Paul McKendrick, superintendent of Tuscaloosa (Ala.) City Schools, was the keynote speaker during Albany State University’s 111th Founder’s Day convocation Friday. McKendrick, an ASU alum, said while it was important to honor Joseph Holley’s legacy, it was more important to honor his mission, which was to provide college educations to those who might not have an opportunity otherwise. (Staff Photo: Terry Lewis)
ALBANY — Albany State University celebrated its 111th year of existence Friday with its annual Founder’s Day celebration. While the convocation paid homage to the legacy of ASU founder Joseph Holley, the gathered crowd also was reminded to keep an eye cast toward the future and be prepared for what might be looming on the horizon.
“Dr. Holley was an extraordinary man with great determination,” Cornelia Modeste, of ASU’s Office of Institutional Advancement, said. “If we really want to pay respect to this great man then we should duplicate his perseverance and let us motivate our students to become leaders of leaders.”
For speaker Paul McKendrick, an Albany native and Superintendent of the Tuscaloosa (Ala.) City School System, the visit home was a family affair. More that 10 members of his family are ASU alumni.
“We (his family) have always supported Albany State,” McKendrick, who also holds a doctorate from Harvard University, said. “Coming to Albany State was something that was ingrained in us in elementary school. I could have graduated from here in just three years, but I enjoyed it so much I stuck around for all four years.”
McKendrick said it was important to honor the legacy of Holley, but he added that it was just as important to live in the present and focus on Holley’s mission, which was to provide college educations for those who might not otherwise have an opportunity.
“Founder’s Day should never be included in the same breath as homecomings or commencements,” McKendrick said. “HBCUs (historically black colleges and universities) today are incredibly important. It took 38 years after Emancipation for Holley to say we needed a school here. It took 52 years after Emancipation for the state to take over Georgia Normal and Agricultural College and it took 67 years from Emancipation to become part of the University System of Georgia and receive state funding.

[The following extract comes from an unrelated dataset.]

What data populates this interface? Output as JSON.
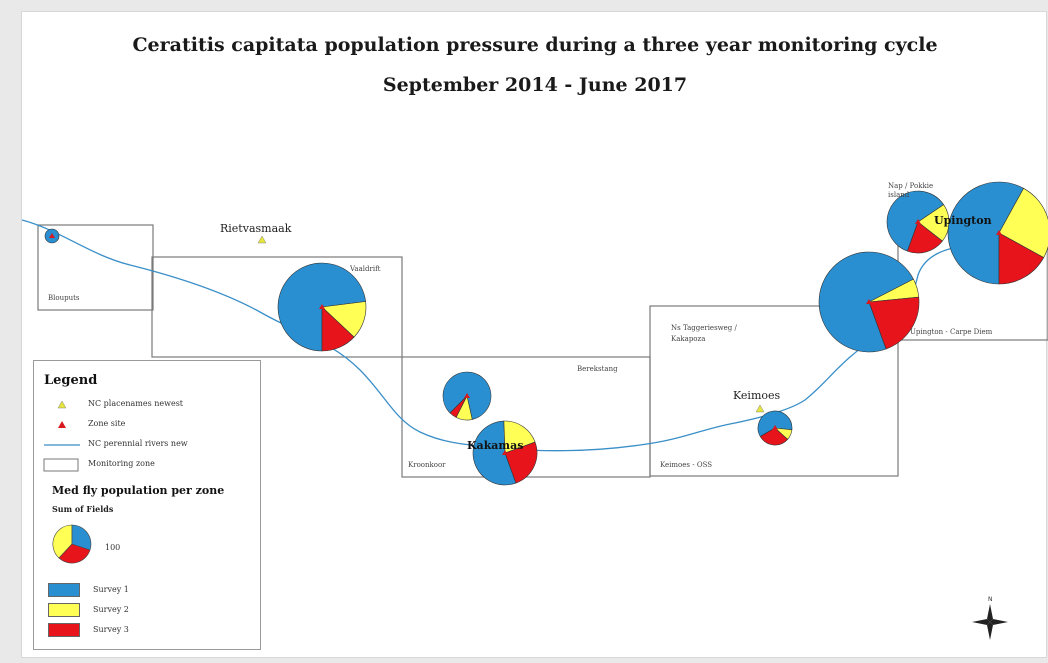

“My point is sometimes we spend so much time talking about the past that we never get ready for the future. Celebrating legacy is part of our culture, but the really important part is preparing for the future. We have to look to change and begin planning for that change.”
McKendrick is alarmed that over the past 10 years, five HBCUs have closed. The number of HBCUs stands at 105 nationwide, 4 percent of America’s colleges and universities. It’s a trend that disturbs him greatly.

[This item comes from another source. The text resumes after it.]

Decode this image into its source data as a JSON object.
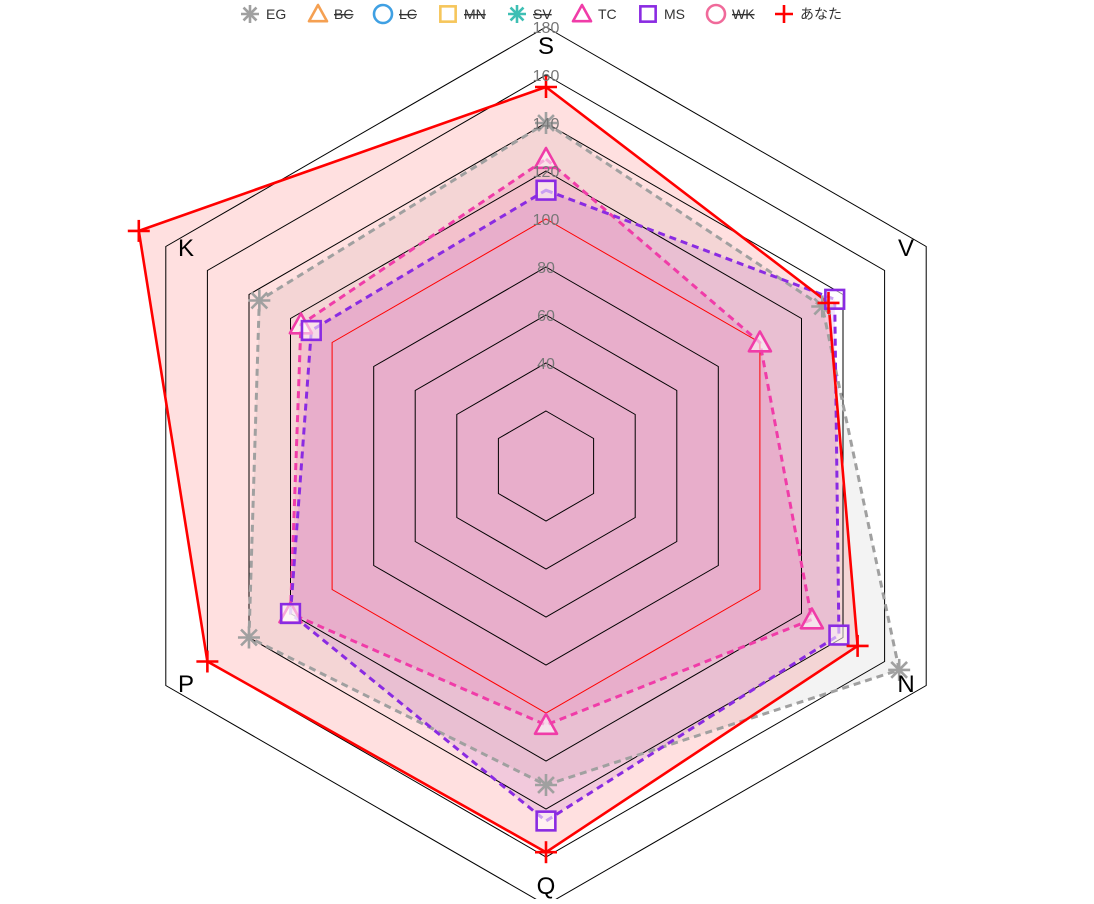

“I have heard and read discussion of whether or not HBCUs are relative anymore, and that concerns me,” McKendrick said. “HBCUs still have a place in our society today. They provide a place for many of us to go to school. Where would we be without the poets and artists who went to HBCUs? Where would we be today without Thurgood Marshall and Martin Luther King, both graduates of HBCUs?
“We have to tell this story. We cannot remain silent. The struggle is real and we must prepare.”

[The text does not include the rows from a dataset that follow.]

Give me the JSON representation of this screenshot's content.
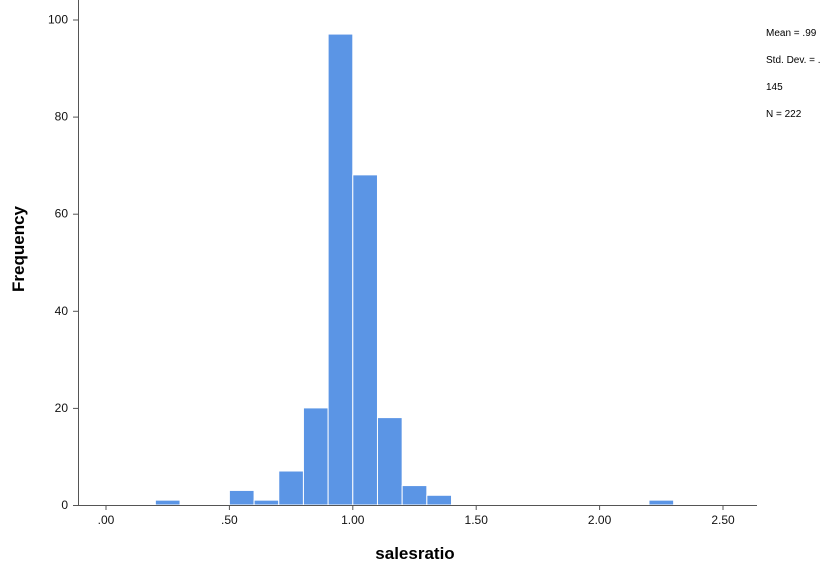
{
  "chart_data": {
    "type": "bar",
    "xlabel": "salesratio",
    "ylabel": "Frequency",
    "bin_width": 0.1,
    "x": [
      0.25,
      0.55,
      0.65,
      0.75,
      0.85,
      0.95,
      1.05,
      1.15,
      1.25,
      1.35,
      2.25
    ],
    "values": [
      1,
      3,
      1,
      7,
      20,
      97,
      68,
      18,
      4,
      2,
      1
    ],
    "xlim": [
      -0.1,
      2.62
    ],
    "ylim": [
      0,
      104
    ],
    "x_ticks": [
      0,
      0.5,
      1.0,
      1.5,
      2.0,
      2.5
    ],
    "x_tick_labels": [
      ".00",
      ".50",
      "1.00",
      "1.50",
      "2.00",
      "2.50"
    ],
    "y_ticks": [
      0,
      20,
      40,
      60,
      80,
      100
    ],
    "y_tick_labels": [
      "0",
      "20",
      "40",
      "60",
      "80",
      "100"
    ],
    "grid": false,
    "bar_color": "#5b95e5",
    "bar_edge_color": "#ffffff",
    "annotation": {
      "lines": [
        "Mean = .99",
        "Std. Dev. = .",
        "145",
        "N = 222"
      ]
    }
  }
}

McKendrick said funding is the key to keeping HBCUs open. Then he issued a challenge to the crowd.
“I challenge all of you to find ways of providing funding for this and other HBCUs,” McKendrick said. “To that end, Kaye (his wife and an ASU alumna) and I will be giving $10,000 to Albany State University today. We’re not doing this because we’re rich, because we’re not. We’re doing this because I can see what is on the horizon and it calls for preparation.”